For the look of antique tiles without the hassle of finding a full set of affordable pieces in good shape, numerous companies turn out new tiles based on historic patterns. Motawi Tileworks in Ann Arbor, Michigan, produces pieces inspired by Art Deco textiles, Dard Hunter's Arts and Crafts graphic designs from the early 1900s, and old children's book illustrations. Decorative 6-inch-squares start at $33. Other companies, such as Mercer's Moravian and Pewabic Pottery, which opened its Detroit studio in 1903, still produce original designs, at prices ranging from $12.50 (for Moravian's 4-inch squares) to $36 (for Pewabic's 6-inch squares).

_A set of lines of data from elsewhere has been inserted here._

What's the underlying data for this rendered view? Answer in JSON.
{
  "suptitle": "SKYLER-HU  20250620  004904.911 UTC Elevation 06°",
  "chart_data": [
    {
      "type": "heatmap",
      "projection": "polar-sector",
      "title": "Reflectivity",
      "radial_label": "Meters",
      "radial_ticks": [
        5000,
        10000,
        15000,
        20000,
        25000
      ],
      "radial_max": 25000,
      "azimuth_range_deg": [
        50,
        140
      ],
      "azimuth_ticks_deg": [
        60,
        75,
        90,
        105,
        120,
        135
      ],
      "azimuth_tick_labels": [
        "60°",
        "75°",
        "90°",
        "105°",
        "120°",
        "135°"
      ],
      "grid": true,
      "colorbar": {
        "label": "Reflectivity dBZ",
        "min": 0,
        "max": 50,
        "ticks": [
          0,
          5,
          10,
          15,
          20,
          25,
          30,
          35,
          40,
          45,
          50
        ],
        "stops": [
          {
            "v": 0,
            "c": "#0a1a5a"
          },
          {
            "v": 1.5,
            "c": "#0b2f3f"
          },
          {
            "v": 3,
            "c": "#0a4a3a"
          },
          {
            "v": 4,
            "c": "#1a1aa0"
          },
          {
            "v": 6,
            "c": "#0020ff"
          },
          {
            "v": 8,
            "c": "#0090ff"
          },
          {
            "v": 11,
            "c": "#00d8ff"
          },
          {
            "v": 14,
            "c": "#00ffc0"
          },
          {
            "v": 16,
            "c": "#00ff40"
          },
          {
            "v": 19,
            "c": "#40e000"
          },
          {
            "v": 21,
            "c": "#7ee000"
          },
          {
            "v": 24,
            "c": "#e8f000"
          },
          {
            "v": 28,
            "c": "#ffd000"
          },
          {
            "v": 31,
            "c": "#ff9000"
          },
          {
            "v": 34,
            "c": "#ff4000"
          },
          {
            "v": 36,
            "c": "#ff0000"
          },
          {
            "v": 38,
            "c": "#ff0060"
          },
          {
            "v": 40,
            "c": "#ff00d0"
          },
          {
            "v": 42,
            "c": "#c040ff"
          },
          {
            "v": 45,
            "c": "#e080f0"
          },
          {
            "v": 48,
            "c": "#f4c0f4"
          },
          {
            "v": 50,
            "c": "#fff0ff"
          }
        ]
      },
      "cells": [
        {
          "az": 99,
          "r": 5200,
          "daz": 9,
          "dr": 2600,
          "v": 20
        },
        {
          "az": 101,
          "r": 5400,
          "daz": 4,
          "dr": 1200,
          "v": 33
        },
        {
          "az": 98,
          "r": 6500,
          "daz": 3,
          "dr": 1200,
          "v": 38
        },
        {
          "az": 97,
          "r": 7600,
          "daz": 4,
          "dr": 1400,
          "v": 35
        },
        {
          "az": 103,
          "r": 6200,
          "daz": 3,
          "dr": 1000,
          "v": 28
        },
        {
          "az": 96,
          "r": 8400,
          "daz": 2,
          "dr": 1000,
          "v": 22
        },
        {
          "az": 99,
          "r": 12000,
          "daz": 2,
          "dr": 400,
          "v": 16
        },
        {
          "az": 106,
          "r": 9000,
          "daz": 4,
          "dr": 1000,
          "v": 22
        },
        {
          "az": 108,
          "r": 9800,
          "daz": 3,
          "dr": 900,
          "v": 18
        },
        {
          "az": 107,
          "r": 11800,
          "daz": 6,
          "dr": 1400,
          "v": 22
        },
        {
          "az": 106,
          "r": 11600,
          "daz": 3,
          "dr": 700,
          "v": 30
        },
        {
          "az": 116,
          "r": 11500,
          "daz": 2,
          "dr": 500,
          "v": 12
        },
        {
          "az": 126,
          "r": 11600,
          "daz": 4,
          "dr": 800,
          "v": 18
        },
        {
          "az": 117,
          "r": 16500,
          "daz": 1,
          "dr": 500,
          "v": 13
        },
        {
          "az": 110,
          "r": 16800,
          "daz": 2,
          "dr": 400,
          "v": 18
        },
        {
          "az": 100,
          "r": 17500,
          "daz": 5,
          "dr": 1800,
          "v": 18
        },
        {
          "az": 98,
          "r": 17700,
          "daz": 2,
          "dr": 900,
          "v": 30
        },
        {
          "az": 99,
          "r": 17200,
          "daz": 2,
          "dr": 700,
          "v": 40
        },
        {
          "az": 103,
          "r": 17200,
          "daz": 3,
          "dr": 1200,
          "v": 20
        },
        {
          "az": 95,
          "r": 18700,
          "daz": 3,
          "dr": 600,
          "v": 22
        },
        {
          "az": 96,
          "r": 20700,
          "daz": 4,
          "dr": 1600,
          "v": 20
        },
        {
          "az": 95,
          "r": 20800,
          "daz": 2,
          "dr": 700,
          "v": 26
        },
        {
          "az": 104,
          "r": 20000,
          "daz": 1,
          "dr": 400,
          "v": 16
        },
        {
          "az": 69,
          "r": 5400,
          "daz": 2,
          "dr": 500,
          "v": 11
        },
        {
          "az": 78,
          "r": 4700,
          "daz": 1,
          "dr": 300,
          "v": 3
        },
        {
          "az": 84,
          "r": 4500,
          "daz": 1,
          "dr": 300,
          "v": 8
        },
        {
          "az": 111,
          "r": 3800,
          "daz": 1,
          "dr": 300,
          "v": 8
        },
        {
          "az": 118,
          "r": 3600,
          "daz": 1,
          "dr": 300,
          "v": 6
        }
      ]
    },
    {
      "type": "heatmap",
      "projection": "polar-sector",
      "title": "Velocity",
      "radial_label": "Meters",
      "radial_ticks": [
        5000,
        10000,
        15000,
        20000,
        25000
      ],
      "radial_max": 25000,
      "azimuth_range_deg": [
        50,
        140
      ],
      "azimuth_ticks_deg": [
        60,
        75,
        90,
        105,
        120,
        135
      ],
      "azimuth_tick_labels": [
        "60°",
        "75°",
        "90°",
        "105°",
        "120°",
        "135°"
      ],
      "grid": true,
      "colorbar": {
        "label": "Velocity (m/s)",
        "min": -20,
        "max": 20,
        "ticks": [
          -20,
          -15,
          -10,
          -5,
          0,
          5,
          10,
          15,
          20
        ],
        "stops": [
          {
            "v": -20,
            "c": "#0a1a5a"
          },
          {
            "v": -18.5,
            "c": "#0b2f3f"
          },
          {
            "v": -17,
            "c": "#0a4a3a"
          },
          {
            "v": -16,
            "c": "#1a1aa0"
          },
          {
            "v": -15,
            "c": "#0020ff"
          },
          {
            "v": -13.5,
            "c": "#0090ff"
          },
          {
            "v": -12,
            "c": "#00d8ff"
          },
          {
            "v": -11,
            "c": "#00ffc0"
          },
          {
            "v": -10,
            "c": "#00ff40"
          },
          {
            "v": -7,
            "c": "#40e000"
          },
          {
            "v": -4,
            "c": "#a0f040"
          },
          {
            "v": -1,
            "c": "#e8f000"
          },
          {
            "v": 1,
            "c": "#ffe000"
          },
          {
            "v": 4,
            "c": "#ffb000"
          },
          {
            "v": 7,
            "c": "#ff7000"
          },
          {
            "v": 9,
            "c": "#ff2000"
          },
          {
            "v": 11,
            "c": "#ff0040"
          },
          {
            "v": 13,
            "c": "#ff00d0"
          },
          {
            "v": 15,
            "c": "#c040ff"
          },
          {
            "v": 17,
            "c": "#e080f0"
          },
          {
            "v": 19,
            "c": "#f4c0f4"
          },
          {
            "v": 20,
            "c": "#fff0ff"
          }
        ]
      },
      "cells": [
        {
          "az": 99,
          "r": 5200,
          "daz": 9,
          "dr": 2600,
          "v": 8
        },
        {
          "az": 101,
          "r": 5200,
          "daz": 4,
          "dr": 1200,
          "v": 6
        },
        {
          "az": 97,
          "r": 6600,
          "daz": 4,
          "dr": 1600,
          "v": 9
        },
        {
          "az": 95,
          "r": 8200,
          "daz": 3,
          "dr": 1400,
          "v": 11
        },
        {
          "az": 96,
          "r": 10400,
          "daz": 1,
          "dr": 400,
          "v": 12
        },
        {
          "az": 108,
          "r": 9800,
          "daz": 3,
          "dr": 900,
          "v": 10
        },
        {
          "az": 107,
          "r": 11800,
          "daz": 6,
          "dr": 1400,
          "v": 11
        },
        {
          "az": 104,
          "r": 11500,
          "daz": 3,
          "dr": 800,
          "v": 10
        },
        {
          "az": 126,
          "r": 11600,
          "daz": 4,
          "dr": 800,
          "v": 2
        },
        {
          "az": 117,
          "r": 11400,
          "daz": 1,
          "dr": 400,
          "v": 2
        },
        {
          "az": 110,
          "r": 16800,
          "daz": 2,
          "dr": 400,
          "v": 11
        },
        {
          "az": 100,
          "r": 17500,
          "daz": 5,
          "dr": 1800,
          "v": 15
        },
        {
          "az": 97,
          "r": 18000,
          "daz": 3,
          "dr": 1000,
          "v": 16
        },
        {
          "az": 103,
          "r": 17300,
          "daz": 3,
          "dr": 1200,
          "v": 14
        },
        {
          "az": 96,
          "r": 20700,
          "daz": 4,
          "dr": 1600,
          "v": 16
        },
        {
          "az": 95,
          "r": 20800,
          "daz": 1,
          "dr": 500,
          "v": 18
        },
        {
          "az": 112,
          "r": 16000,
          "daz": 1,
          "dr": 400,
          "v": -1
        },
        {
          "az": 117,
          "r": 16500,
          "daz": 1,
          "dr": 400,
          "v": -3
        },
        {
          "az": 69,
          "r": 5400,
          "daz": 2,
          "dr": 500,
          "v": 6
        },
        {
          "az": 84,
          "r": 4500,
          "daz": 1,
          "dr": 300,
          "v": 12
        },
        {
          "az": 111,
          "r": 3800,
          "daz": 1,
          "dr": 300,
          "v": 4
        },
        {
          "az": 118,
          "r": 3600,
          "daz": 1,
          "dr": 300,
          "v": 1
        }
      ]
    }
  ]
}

Whether you choose new tiles with period patterns or century-old originals, there's no limit to the ways you can show them off. In the garden, decorative tiles can be set in a stucco wall, line the ledge of a fish pond, or break up the monotony of plain patio pavers. Interspersed with inexpensive field tiles, colorful squares can create a one-of-a-kind kitchen backsplash, breakfast nook chair rail, or bathtub surround. And matte-finish tiles can be laid in a geometric pattern on a mudroom or vestibule floor for a new twist on the welcome mat.



You Can Take It With You
Torn about mortaring treasured accent tiles into place, in case you decide to move? Surrounding them with a box of 1/4-inch wood stock or even thinner metal (this rare Grueby tulip tile, above, is outlined with copper) makes it possible to pop such tiles out of a grouted area without damaging their edges. Just be sure to mortar only the sides (and not the back) of the box during installation to make removal easier.